Dr. Whitehead has also been working at Loyola University Maryland for fourteen years, beginning as an Assistant Professor and teaching elective classes that helped engage in discussions of race, class, and gender. In 2015, she became an Associate Professor before obtaining the official rank of professor in January. Apart from teaching, she also launched The Karson Institute for Race, Peace, and Social Justice after the murder of George Floyd in 2020. In October, The Karson Institute opened its official space at the Loyola Notre Dame Library.
“We were always planning on having a space. We did not know when it was going to happen, but we continued to have activities. We were continuing to be part of the national conversations,” she said.
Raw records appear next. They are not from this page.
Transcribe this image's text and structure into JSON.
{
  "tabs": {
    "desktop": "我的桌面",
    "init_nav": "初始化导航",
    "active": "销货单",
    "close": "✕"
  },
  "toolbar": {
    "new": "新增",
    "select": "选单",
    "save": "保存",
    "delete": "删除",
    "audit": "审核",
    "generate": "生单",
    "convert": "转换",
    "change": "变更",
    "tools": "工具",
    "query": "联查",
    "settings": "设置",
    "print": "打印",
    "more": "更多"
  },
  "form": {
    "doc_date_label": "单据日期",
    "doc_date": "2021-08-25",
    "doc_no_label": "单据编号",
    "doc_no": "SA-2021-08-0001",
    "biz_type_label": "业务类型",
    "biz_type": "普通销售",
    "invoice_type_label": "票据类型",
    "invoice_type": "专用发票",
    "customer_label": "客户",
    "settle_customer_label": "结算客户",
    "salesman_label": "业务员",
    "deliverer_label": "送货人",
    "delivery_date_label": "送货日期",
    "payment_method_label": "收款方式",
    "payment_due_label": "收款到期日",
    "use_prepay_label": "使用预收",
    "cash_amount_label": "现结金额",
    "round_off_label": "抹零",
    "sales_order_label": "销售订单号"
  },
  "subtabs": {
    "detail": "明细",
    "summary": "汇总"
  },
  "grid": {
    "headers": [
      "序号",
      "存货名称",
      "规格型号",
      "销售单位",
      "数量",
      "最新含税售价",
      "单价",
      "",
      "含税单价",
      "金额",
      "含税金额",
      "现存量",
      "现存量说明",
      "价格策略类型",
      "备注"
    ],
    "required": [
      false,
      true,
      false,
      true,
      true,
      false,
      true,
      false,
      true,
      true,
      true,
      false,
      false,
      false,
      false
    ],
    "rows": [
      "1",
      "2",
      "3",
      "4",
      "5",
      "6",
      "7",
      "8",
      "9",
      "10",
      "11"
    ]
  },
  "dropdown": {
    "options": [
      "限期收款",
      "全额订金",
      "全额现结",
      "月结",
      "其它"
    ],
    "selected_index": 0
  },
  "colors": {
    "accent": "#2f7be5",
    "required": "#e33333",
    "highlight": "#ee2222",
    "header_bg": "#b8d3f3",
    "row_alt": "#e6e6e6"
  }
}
The Karson Institute made headlines when it hosted William Ruto, Vice President of Kenya, during his visit to the United States. It made it one of two places that the Vice President visited on his journey.
“When we hosted Vice President Ruto, we were trending internationally. Everywhere from China to Korea was talking about Vice President Ruto having these peace talks at The Karson Institute for Race, Peace, and Social Justice,” she said.
Even after all the work she has done, Dr. Whitehead claims that her greatest joy in life was raising her two sons. After watching a fencing match that her youngest son was competing in, it made her reflect on all that she had done.
“I realized that there are so many times on a regular basis that I doubt myself and I doubt what I’m doing. But it was yesterday that I realized that even if I never do anything else, if I never win anything else, if I never accomplish anything else that I have helped to co-raise two brilliant, beautiful, bright, and talented humans, and I have set them loose into the world. They’re going to set the world on fire, and that to me is the greatest gift. It comes from my sons,” she said.
Dr. Whitehead added that everything she did was just a reflection of all the love she has and all the work she has done was to try to leave the world a little bit better then how she found it and that her greatest gift is her sons.
“Their lives are meant to answer questions that the world has been asking,” she said.